The Turn of the Screw, designed by Carles Berga and Nidia Tusal, and ravishingly lit by Peter Van Praet, had an elaborate veneer: video footage of country house life, a seductive orangery, a complex web of pulleys to scoop period furniture into mid-air. Admirable though it all looked, it was uninvolving. There was no sense of dramatic trajectory towards a catastrophic climax, nor a shred of mystery. It was left to Ono’s orchestra to supply the enchantment.
Nevertheless, the idea of representing Flora and Miles as white-haired twins was inspired: both were sung by teenage members of the Opéra’s enterprising youth programme (which also supplied the boy in Curlew River and the apprentice in Grimes). In age and voice, Katharine Goeldner’s trouser-suited Mrs Grose was insufficiently differentiated from Heather Newhouse’s anodyne Governess, while Andrew Tortise and Giselle Allen struggled to make an impact as the ghosts.
And what of Curlew River? The first of Britten’s Church Parables was one of the big works whose standing rose during last year’s centenary, but it has never been a favourite with regular opera houses, always making its impact in a festival context. Well, Lyon combined the two, and this very un-English but irresistibly moving story of monks and a Madwoman – inspired by the Noh plays that Britten saw on a visit to Japan in 1956 – came up trumps.
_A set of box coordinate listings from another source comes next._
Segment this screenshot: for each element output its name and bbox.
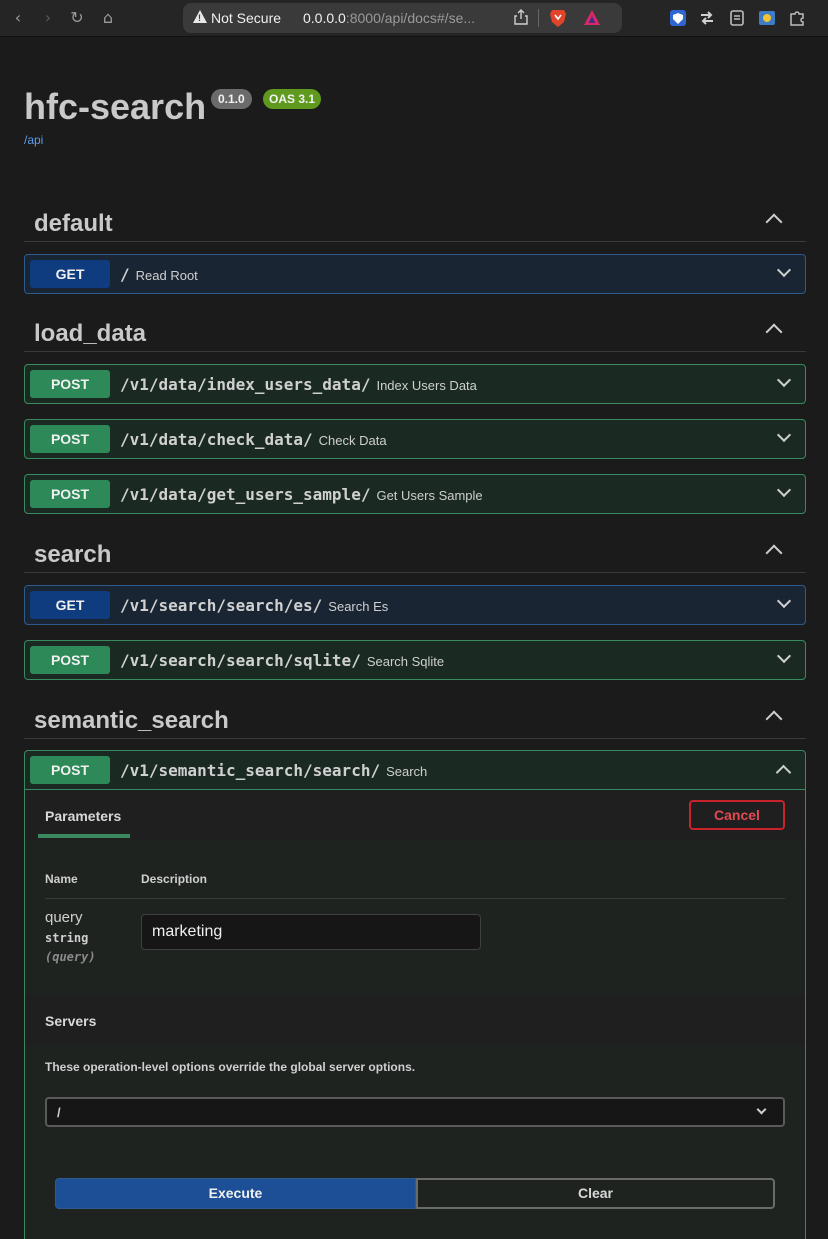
server-select[interactable]: /: [45, 1097, 785, 1127]
extension-image-icon[interactable]: [757, 8, 777, 28]
browser-toolbar: ‹ › ↻ ⌂ ! Not Secure 0.0.0.0:8000/api/do…: [0, 0, 828, 37]
extension-reader-icon[interactable]: [727, 8, 747, 28]
extensions-puzzle-icon[interactable]: [787, 8, 807, 28]
operation-path: /v1/search/search/es/: [120, 596, 323, 615]
operation-summary: Get Users Sample: [376, 488, 483, 503]
column-header-name: Name: [45, 872, 78, 886]
address-bar[interactable]: ! Not Secure 0.0.0.0:8000/api/docs#/se..…: [183, 3, 622, 33]
chevron-down-icon: [776, 427, 792, 443]
reload-icon[interactable]: ↻: [67, 8, 87, 28]
extension-sync-icon[interactable]: [697, 8, 717, 28]
operation-details: Parameters Cancel Name Description query…: [24, 790, 806, 1239]
chevron-up-icon: [765, 544, 783, 562]
servers-note: These operation-level options override t…: [45, 1060, 416, 1074]
chevron-down-icon: [776, 482, 792, 498]
clear-button[interactable]: Clear: [416, 1178, 775, 1209]
chevron-down-icon: [756, 1104, 767, 1115]
operation-path: /v1/data/get_users_sample/: [120, 485, 371, 504]
divider: [45, 898, 785, 899]
operation-path: /v1/data/check_data/: [120, 430, 313, 449]
operation-summary: Check Data: [318, 433, 387, 448]
chevron-up-icon: [765, 213, 783, 231]
share-icon[interactable]: [514, 9, 528, 25]
warning-icon: !: [193, 10, 207, 23]
chevron-down-icon: [776, 648, 792, 664]
url-text[interactable]: 0.0.0.0:8000/api/docs#/se...: [303, 10, 475, 26]
operation-post-get-users-sample[interactable]: POST /v1/data/get_users_sample/Get Users…: [24, 474, 806, 514]
forward-icon[interactable]: ›: [38, 8, 58, 28]
oas-badge: OAS 3.1: [263, 89, 322, 109]
url-divider: [538, 9, 539, 27]
parameters-header: Parameters Cancel: [25, 790, 805, 841]
operation-post-index-users-data[interactable]: POST /v1/data/index_users_data/Index Use…: [24, 364, 806, 404]
method-badge: POST: [30, 646, 110, 674]
execute-button[interactable]: Execute: [55, 1178, 416, 1209]
operation-summary: Read Root: [135, 268, 198, 283]
chevron-up-icon: [765, 323, 783, 341]
cancel-button[interactable]: Cancel: [689, 800, 785, 830]
url-path: :8000/api/docs#/se...: [345, 10, 476, 26]
tag-name: search: [34, 541, 112, 568]
query-input[interactable]: [141, 914, 481, 950]
column-header-description: Description: [141, 872, 208, 886]
operation-post-check-data[interactable]: POST /v1/data/check_data/Check Data: [24, 419, 806, 459]
operation-get-search-es[interactable]: GET /v1/search/search/es/Search Es: [24, 585, 806, 625]
tab-parameters[interactable]: Parameters: [45, 808, 121, 824]
operation-path: /: [120, 265, 130, 284]
version-badge: 0.1.0: [211, 89, 252, 109]
tag-default[interactable]: default: [24, 202, 806, 242]
operation-post-search-sqlite[interactable]: POST /v1/search/search/sqlite/Search Sql…: [24, 640, 806, 680]
chevron-down-icon: [776, 372, 792, 388]
param-type: string: [45, 931, 89, 945]
tag-search[interactable]: search: [24, 533, 806, 573]
tag-load-data[interactable]: load_data: [24, 312, 806, 352]
tag-name: load_data: [34, 320, 147, 347]
operation-summary: Search Es: [328, 599, 389, 614]
page-title: hfc-search: [24, 86, 207, 127]
url-host: 0.0.0.0: [303, 10, 346, 26]
param-name: query: [45, 909, 83, 926]
method-badge: GET: [30, 591, 110, 619]
security-label: Not Secure: [211, 10, 282, 26]
operation-path: /v1/search/search/sqlite/: [120, 651, 361, 670]
chevron-down-icon: [776, 593, 792, 609]
chevron-down-icon: [776, 262, 792, 278]
operation-post-semantic-search[interactable]: POST /v1/semantic_search/search/Search: [24, 750, 806, 790]
method-badge: POST: [30, 480, 110, 508]
extension-shield-icon[interactable]: [668, 8, 688, 28]
method-badge: POST: [30, 756, 110, 784]
servers-header: Servers: [25, 995, 805, 1045]
param-location: (query): [45, 950, 96, 964]
tag-name: semantic_search: [34, 707, 229, 734]
operation-path: /v1/semantic_search/search/: [120, 761, 381, 780]
brave-shields-icon[interactable]: [549, 8, 567, 28]
server-selected-value: /: [57, 1105, 61, 1120]
chevron-up-icon: [775, 764, 792, 781]
home-icon[interactable]: ⌂: [98, 8, 118, 28]
operation-summary: Index Users Data: [376, 378, 477, 393]
operation-path: /v1/data/index_users_data/: [120, 375, 371, 394]
brave-rewards-icon[interactable]: [583, 9, 601, 27]
tag-name: default: [34, 210, 113, 237]
back-icon[interactable]: ‹: [8, 8, 28, 28]
tab-underline: [38, 834, 130, 838]
servers-title: Servers: [45, 1013, 97, 1029]
tag-semantic-search[interactable]: semantic_search: [24, 699, 806, 739]
method-badge: GET: [30, 260, 110, 288]
operation-summary: Search: [386, 764, 428, 779]
chevron-up-icon: [765, 710, 783, 728]
operation-get-root[interactable]: GET / Read Root: [24, 254, 806, 294]
method-badge: POST: [30, 370, 110, 398]
operation-summary: Search Sqlite: [366, 654, 445, 669]
method-badge: POST: [30, 425, 110, 453]
base-url-link[interactable]: /api: [24, 133, 43, 147]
Britten’s bewitchingly small instrumental ensemble was placed on a platform high above a severe, all-black set. The work’s economy forces directors to show their colours, and Olivier Py responds with an austere, ritualistic conception, tautly directed but pungently expressive, that makes the transcendent finale all the more touching.
No masks, no extraneous activity, but a masterful transformation of monk into Madwoman at a make-up desk side-stage, her blood-red face framed by long black locks. Michael Slattery, assisted by William Dazeley’s trenchant Ferryman, gave a riveting performance that gradually uncovered a parent’s broken heart as the mime of child abuse and death was enacted.
Britten, a homosexual at a time when that was still transgressive, yearned for a family of his own. What this performance seemed to suggest is that he identified with parental feelings and understood the intensity of unconditional love. Barely 75 minutes in duration, Curlew River made a powerful centrepiece to Lyon’s festival triptych.